Reputation: 1311
Hi I'm trying to figure out a way to remove the tags from the results returned from the Google Feed API. Their result is
Breaking \u003cb\u003eNews\u003c/b\u003e Updates
How can we remove these characters? I'm not sure if RegEx would be better (or worse). Does anyone have an idea on how to remove these? Google does not supply an option to remove tags from the results in Java.
Upvotes: 2
Views: 2389
Reputation: 40683
This is HTML. \u003cb\u003e
translates to <b>
.
You'll want to use an HTML parser as HTML is not fully parse-able by a regular expression.

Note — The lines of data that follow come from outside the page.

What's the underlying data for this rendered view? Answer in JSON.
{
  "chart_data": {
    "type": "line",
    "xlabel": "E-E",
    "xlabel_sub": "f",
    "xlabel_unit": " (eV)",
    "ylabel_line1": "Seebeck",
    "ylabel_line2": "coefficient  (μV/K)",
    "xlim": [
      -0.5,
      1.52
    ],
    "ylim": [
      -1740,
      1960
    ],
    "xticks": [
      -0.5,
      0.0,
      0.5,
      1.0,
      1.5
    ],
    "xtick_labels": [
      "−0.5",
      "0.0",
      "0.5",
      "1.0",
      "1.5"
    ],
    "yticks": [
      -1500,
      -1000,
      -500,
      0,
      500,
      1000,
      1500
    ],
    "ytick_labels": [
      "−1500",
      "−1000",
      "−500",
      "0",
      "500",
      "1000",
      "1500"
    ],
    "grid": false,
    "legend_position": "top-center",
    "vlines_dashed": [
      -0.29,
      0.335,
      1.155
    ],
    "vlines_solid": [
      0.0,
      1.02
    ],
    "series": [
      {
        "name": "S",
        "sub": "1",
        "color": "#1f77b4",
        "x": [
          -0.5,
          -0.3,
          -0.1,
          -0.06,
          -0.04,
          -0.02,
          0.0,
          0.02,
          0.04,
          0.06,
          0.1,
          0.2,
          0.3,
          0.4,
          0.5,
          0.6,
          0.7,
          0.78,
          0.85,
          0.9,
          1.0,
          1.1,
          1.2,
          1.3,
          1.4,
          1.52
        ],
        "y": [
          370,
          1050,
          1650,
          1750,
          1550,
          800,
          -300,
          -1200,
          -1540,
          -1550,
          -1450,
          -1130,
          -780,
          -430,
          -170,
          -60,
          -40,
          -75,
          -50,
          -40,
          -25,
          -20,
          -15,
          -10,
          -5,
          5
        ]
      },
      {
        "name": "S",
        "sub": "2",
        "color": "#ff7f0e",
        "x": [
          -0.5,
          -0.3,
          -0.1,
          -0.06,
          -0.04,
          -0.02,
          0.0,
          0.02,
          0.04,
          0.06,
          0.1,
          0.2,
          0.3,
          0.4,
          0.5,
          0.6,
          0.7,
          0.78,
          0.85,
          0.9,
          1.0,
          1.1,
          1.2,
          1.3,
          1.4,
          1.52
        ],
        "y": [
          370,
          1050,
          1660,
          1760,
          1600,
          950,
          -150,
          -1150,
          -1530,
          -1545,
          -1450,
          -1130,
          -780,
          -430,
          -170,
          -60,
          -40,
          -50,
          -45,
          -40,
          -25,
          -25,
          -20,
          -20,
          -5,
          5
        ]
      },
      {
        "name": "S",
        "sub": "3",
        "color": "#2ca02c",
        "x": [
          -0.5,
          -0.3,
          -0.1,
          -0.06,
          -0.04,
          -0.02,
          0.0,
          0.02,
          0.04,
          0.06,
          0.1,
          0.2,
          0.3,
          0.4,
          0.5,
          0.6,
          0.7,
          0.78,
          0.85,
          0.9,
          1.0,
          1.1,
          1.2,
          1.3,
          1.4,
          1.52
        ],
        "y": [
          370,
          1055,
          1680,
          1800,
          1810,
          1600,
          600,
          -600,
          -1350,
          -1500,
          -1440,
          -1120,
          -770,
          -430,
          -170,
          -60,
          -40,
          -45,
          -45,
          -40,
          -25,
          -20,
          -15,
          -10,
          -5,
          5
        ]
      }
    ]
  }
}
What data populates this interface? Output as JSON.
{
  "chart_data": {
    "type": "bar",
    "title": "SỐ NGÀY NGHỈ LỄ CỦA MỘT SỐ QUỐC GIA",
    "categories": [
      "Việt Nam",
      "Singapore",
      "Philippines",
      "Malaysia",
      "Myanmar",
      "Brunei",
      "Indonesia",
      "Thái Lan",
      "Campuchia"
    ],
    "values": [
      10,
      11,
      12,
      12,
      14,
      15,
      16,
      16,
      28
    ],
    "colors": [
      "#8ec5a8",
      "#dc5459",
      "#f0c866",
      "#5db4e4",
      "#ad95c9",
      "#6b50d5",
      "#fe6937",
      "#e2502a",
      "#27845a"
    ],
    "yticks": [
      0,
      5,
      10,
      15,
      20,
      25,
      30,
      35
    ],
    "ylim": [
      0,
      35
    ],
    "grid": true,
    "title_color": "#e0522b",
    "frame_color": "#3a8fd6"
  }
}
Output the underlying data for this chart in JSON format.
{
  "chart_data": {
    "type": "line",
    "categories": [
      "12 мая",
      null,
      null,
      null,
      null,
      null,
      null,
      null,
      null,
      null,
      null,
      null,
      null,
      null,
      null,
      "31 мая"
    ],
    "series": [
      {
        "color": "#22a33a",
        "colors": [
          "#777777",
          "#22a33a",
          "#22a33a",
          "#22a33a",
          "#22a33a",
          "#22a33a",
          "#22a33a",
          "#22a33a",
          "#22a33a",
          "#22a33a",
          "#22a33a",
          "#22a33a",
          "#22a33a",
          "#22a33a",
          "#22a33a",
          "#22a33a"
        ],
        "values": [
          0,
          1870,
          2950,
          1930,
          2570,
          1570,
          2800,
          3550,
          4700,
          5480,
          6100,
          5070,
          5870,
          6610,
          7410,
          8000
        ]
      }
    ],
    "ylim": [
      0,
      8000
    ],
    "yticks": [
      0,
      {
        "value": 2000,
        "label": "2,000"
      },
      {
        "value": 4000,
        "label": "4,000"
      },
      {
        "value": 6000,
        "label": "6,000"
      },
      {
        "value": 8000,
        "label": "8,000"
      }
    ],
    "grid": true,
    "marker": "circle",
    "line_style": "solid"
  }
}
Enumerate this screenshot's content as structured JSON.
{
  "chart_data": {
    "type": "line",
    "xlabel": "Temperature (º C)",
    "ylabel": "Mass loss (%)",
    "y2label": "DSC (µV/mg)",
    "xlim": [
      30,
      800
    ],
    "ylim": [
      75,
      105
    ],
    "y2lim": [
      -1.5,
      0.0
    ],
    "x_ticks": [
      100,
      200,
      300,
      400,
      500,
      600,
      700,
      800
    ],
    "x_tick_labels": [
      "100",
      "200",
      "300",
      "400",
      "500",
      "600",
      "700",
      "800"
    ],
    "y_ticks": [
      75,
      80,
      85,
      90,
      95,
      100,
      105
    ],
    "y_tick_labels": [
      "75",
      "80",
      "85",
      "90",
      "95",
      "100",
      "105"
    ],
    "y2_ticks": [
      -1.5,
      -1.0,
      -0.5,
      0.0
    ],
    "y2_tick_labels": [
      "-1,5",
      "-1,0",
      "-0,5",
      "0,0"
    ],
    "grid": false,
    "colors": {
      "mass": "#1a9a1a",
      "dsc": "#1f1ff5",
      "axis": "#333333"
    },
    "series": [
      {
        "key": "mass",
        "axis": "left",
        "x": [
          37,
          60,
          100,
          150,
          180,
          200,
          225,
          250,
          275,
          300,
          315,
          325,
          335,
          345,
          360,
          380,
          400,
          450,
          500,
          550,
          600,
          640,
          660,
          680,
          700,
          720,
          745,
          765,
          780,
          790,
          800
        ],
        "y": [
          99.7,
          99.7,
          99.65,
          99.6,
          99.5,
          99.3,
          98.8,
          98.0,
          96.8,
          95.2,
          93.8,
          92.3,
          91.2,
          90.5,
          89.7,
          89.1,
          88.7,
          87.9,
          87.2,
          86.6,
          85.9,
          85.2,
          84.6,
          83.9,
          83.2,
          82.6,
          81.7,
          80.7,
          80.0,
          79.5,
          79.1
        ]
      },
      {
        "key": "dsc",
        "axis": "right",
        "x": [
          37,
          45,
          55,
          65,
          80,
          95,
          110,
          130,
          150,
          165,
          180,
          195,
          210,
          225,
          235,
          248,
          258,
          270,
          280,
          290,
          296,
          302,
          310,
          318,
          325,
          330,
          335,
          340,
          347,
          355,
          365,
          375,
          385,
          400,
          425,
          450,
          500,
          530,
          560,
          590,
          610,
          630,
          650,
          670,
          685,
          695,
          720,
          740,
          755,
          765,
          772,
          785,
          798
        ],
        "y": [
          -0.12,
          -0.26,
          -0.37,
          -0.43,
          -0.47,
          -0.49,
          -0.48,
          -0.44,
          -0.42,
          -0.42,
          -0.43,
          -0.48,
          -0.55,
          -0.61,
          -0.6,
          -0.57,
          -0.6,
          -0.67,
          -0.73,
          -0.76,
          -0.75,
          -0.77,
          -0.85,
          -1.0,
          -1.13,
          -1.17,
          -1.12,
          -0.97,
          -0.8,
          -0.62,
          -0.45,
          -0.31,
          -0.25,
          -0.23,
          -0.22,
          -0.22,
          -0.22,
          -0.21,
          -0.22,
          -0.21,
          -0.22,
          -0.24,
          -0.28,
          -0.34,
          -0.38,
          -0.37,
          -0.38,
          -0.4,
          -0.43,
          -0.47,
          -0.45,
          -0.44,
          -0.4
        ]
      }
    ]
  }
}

With a library like Jsoup you could do this as.
String data = Jsoup.parse(html).body().text();
This will get you "Breaking News Updates"
.
Upvotes: 0
Reputation: 213213
You can use the below regex..
String str = "Breaking \u003cb\u003eNews\u003c/b\u003e Updates";
str = str.replaceAll("\\<(.*)?\\>(.*)\\</\\1\\>", "$2");
System.out.println(str);
OUTPUT: -
Breaking News Updates
\\<(.*)?\\>
matches the first opening tag - <b>
\\</\\1\\>
matches the corresponding closing tag - </b>
\\1
is used to backreference what was the tag, so that correct pair of tags are matched..So, <b>news <update></b>
-> In this case <update>
will not be removed..
Upvotes: 0
Reputation: 31
I pull those routinely with
String.replaceAll("\\p{Cntrl}","")
Upvotes: 1
Reputation: 466
The best solution would be to use JSON to convert the data.
JSON.parse(JSON.stringify({a : '<put your string here>'}));
It will be proper as the data you will get from Google API will be in the form of JSON.
Upvotes: 0